Australia’s acting chief medical officer says it’s “likely” a Melbourne man’s blood clots are linked to his vaccination but the AstraZeneca rollout will continue.
Professor Michael Kidd said the side-effect risks “remain very low” and the rollout would not be paused during ongoing investigations.
“I acknowledge that these reports lead to uncertainty and anxiety and we will continue to provide more information to you as soon as we have it available,” Professor Kidd said.
“The risks of serious side effects remain very low.
“But safety is paramount, which is why ATAGI and the TGA continue to do due diligence on this case.
“We have not been advised at this time by ATAGI or the TGA to pause the rollout of the AstraZeneca vaccine in Australia.
“We continue to follow the medical advice of our national experts.”
The decision comes as the states are frustrated at the pace of the federal government’s vaccine deliveries, with the target of vaccinating 4 million people by the end of March missed by more than 3.3 million.
Professor Kidd welcomed the idea of NSW helping to speed up the COVID-19 vaccine rollout and said other states and territories could do the same.
Prime Minister Scott Morrison has agreed to let NSW help deliver the vaccine in the state after Premier Gladys Berejiklian offered to do so.

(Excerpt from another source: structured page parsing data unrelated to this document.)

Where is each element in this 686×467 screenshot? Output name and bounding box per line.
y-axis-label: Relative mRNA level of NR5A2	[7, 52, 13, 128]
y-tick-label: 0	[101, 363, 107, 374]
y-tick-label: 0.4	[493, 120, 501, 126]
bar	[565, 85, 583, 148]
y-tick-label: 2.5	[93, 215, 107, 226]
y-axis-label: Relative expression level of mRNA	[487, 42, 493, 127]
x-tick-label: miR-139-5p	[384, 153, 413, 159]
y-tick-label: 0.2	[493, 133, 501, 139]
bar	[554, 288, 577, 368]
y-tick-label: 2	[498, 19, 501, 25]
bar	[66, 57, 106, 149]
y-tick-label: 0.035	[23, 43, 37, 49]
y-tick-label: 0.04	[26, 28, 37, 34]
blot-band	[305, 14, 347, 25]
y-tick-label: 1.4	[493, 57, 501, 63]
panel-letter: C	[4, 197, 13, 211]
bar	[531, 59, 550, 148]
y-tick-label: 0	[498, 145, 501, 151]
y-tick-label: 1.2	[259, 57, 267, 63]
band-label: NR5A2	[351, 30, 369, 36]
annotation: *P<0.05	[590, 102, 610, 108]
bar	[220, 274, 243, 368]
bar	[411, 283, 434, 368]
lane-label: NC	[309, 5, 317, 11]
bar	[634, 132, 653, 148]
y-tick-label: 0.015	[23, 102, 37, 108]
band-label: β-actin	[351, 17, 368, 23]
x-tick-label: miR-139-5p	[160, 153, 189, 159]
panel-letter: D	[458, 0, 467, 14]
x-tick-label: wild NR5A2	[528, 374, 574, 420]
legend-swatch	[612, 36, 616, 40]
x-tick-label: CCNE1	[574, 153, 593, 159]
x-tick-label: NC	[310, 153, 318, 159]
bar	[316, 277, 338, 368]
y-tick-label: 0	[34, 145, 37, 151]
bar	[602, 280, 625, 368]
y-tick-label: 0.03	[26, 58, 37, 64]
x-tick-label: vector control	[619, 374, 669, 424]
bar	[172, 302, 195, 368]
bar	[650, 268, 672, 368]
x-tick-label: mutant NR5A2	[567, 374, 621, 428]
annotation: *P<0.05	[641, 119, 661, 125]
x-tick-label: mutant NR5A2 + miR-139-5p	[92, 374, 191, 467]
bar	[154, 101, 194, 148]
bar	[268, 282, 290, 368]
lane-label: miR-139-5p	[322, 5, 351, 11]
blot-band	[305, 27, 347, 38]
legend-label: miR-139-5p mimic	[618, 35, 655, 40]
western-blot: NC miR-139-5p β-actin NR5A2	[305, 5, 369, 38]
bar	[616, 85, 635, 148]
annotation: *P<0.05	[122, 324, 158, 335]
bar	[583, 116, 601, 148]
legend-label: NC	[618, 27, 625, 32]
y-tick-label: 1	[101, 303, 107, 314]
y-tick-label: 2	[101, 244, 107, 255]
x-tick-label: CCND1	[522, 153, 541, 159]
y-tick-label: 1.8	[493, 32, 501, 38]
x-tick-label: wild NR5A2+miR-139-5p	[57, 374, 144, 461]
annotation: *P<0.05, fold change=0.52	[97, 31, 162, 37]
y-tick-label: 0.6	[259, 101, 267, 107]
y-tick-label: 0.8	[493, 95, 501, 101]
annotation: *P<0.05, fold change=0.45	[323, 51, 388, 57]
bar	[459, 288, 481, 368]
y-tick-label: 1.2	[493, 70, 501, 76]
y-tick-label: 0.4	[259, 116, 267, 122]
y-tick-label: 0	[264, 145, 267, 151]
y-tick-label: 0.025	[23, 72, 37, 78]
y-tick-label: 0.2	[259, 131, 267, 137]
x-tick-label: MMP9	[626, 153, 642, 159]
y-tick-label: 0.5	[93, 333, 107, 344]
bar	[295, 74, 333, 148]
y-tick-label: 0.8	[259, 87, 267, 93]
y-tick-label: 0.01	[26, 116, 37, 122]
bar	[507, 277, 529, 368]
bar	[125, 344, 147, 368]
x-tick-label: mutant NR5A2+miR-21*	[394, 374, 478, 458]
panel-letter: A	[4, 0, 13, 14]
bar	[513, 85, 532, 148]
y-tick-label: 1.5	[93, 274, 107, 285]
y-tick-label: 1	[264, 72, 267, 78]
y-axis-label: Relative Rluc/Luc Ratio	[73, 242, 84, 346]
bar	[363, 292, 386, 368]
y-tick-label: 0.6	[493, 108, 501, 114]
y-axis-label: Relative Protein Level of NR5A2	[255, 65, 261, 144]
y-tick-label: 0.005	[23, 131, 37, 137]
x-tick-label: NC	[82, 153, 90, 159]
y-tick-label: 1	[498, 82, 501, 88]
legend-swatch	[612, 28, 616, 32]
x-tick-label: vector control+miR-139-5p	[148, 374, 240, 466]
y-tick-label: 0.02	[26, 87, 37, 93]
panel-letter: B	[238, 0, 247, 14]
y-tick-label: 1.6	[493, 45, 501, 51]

Labor said delivery of vaccines under Mr Morrison’s leadership had become “a mess”.
“For the umpteenth time in this pandemic, he’s going to have to be bailed out by state governments,” Federal opposition health spokesman Mark Butler said.
The government had aimed for all Australians who want a vaccine to get one by the end of October, a goal critics say is out of reach.
Queensland Health Minister Yvette D’Ath said supply of vaccines from the federal government was lacking.
“If we were to race out and set up a mass vaccination centre tomorrow to fast track all of our health workers, we would run out of the vaccine in a couple of days,” she said.
Most Australians are meant to receive the AstraZeneca vaccine which has been under scrutiny since a 44-year-old man was admitted to hospital with a rare blood clotting disorder.
The man received the AstraZeneca jab on March 22 and is the first Australian known to have developed the illness, which has presented in small numbers of vaccinated people in the United Kingdom and Europe.
Prof Kidd emphasised that the risk of severe illness and death from COVID-19 in the largely unvaccinated Australian population was a “far greater” risk than the “extremely rare” blood clot disorder.
The Therapeutic Goods Administration and Australian Technical Advisory Group on Immunisation have been advising the government’s central medical advisory body throughout the Easter weekend with input from UK and European counterparts.
Only one locally acquired case was reported in Australia on Saturday – a Queensland man who has been in quarantine through his entire infectious period.
SA loosens border rules
South Australia has watered down its ‘hard border’ controls with Greater Brisbane, but some restrictions still apply.
While most travellers were able to quit quarantine as of Saturday, when the changes were announced, they will not be allowed to enter high-risk health sites or attend large events with COVID management plans.
The changes also affect those arriving from Byron Bay, which South Australian authorities included in their initial COVID security measures.
The key other change is that arrivals will only be subjected to three tests — on days one, five and 13.
A small number of travellers who have been at coronavirus exposure sites will not be allowed out of quarantine until their full two-week stay is over.
“Through their [Queensland’s] excellent contact tracing they’ve been able to establish where every single one of their cases had caught their infection from,” Acting Chief Public Health Officer Michael Cusack said.
“The person who was identified as positive today was already in quarantine, so they’re very safe and secure in that sense, and at the same time, their testing rates have been very high.”